I must tell you, too, that this departure is a shock for Europeans. It is the first time a country has left the European community. The UK was not there when it took its first steps in 1950, but we owe it so much – Winston Churchill’s historic foresight, for a start. And since 1973, while our European relationships may at times have been turbulent, the UK has been a central player in the European project – particularly in building the single market, a more influential player than the British have often themselves imagined.
This departure has to be a shock, because there is nothing trivial about it. We must understand the reasons for it and learn lessons from it. The rejection of a Europe which political leaders, in the UK and elsewhere, have too often blamed for all evils, to avoid having to deal with their own failures – that’s one reason. Another is, let’s acknowledge this, the consequence of a Europe seen as not effective enough, not protective enough, distant from the realities of daily life.
I am convinced therefore that Europe needs new momentum, in a world where the need for control, security and protection is stronger than ever. Perhaps you’ll tell me it is no longer your problem? I do not believe that for a minute, because the UK has no interest in a weak European Union. I fight every day, and will continue to do so, for this united, sovereign and democratic Europe, whose strength will make our continent strong.
In this respect, I know the feeling – however you voted in 2016 – that France was “tough” from the start of the Brexit negotiation. I wanted to defend the existential principles of the way the European Union functions: compliance with our rules within the single market, European unity, and stability in Ireland. These are not bureaucratic inflexibilities but the very foundations of the European edifice. But never has France or the French people – or, I think it is fair to say, any European people – been driven by a desire for revenge or punishment.
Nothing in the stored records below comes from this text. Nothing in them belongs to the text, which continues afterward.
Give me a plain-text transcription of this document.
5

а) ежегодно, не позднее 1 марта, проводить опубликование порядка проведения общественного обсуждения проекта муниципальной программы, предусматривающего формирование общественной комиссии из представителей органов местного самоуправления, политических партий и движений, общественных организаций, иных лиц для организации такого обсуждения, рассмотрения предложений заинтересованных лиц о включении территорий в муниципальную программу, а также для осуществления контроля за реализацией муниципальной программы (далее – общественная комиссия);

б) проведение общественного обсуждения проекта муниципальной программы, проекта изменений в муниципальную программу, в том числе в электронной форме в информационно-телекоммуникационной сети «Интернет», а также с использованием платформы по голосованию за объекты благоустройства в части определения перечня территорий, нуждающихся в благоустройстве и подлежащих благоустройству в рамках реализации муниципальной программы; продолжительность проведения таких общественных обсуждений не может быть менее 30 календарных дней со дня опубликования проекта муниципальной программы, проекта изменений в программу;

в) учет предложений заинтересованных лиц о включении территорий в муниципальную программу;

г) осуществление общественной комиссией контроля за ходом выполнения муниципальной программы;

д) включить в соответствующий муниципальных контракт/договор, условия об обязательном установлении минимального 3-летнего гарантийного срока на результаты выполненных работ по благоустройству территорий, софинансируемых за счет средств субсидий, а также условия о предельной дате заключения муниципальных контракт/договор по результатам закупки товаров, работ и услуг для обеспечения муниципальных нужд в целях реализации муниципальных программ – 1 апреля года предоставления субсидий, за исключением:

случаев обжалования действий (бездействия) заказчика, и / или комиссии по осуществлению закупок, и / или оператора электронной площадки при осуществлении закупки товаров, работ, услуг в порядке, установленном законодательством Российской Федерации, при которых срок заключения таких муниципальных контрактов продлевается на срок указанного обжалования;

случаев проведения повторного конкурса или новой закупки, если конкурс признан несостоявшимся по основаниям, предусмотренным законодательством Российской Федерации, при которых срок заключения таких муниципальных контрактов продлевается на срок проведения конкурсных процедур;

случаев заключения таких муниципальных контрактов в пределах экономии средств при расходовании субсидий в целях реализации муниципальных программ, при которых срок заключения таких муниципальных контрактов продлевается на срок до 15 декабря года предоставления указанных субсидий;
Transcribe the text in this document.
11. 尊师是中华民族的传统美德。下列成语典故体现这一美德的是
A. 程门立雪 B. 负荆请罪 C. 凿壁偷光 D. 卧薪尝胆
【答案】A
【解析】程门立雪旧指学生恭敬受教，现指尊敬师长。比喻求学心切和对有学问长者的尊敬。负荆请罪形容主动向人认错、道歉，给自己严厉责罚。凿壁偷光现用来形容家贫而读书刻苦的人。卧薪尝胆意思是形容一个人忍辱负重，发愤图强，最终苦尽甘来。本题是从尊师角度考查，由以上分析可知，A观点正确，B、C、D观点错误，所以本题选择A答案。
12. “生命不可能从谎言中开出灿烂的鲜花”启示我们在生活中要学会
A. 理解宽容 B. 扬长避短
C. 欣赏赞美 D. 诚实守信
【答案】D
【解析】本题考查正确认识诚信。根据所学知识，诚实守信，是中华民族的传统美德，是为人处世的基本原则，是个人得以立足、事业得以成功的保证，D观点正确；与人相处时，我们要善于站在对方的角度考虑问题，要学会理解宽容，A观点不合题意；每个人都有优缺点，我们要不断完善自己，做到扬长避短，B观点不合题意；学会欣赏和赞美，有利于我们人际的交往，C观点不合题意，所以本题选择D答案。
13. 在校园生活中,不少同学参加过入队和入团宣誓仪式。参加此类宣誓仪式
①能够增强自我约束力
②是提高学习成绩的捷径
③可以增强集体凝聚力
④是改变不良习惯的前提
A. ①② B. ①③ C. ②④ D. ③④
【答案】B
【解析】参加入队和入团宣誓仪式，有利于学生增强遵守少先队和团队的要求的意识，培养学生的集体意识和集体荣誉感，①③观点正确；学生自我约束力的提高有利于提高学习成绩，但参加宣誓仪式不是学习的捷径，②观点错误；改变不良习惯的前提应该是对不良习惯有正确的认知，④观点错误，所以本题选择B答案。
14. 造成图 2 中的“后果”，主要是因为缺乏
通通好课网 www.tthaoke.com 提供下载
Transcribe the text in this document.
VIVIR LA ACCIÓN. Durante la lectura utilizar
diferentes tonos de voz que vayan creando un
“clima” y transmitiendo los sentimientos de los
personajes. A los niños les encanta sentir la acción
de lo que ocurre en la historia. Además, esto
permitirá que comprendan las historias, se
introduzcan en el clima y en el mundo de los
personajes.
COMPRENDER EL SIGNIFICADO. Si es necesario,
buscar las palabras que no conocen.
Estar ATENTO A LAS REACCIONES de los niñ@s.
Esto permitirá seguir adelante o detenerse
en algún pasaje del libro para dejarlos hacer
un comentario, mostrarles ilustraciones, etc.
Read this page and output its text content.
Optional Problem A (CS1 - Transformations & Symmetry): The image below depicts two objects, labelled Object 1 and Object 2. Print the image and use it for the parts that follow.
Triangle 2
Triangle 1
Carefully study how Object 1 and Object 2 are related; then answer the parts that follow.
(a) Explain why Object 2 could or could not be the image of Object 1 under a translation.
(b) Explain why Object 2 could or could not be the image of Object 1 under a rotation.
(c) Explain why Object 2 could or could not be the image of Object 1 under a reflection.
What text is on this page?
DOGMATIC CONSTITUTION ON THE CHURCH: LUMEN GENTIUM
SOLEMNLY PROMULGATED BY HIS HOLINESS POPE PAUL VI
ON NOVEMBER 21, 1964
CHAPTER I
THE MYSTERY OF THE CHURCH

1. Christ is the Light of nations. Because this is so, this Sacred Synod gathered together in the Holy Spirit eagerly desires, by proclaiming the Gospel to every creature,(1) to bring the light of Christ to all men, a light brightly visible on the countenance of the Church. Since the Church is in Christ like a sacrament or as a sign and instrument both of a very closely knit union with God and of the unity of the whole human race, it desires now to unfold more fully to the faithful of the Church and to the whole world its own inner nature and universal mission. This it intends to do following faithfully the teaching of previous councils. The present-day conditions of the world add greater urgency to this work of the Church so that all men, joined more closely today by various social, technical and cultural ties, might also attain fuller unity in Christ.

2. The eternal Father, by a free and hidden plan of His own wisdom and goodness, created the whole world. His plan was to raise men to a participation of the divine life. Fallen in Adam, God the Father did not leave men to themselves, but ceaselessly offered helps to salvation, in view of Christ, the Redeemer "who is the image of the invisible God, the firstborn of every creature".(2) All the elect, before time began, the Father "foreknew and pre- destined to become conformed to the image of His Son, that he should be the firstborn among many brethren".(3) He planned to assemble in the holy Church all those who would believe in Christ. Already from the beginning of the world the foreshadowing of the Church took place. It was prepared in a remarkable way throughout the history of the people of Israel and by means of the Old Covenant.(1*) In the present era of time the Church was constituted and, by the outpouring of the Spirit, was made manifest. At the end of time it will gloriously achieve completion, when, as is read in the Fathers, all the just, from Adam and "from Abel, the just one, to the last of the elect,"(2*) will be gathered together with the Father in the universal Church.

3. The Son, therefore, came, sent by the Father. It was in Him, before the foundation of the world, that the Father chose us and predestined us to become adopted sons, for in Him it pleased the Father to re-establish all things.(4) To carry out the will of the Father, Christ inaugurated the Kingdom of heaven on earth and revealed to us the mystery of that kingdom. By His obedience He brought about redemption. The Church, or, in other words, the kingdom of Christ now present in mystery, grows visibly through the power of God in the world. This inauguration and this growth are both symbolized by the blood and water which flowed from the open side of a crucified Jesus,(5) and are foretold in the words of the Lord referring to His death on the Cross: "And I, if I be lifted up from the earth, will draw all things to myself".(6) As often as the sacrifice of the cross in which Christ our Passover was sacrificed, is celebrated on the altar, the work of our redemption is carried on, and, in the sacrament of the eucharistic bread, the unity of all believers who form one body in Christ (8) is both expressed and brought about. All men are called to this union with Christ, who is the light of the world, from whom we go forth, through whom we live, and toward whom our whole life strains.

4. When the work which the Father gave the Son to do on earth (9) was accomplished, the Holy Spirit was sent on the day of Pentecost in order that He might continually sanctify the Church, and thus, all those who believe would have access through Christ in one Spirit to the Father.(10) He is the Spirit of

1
It is in this spirit of mutual respect and commitment to the European Union and with such powerful ties between our two countries that we must look to the future and build our new relationship.
The British government wishes to move swiftly forward; we are ready for this. It is in our common interest to define as close and deep a partnership as possible in defence and security, and in police, judicial, environmental, scientific and cultural cooperation. At the same time let me be honest, as I have always been: ease of access to the European market will depend on the degree to which the European Union’s rules are accepted, because we cannot allow any harmful competition to develop between us.
More directly, I would like to begin a new chapter between our two countries, based on the strength of our unrivalled ties. This year we will celebrate the 80th anniversary of General de Gaulle’s 18 June Appeal: the French know what they owe the British, who allowed our Republic to live. I am coming to London in June to award the city the Légion d’Honneur, in tribute to the immense courage of a whole country and people. Ten years on from the Lancaster House Agreement, we must deepen our defence, security and intelligence cooperation. I would also like Prime Minister Boris Johnson and I to draw on history to boldly build new, ambitious projects, as when the Channel Tunnel finally – physically – connected our two countries.
Dear British friends, you are leaving the European Union but you are not leaving Europe. Nor are you becoming detached from France or the friendship of its people. The Channel has never managed to separate our destinies; Brexit will not do so, either.
At 11.00 p.m. last night we did not say “goodbye”, but an early “good morning.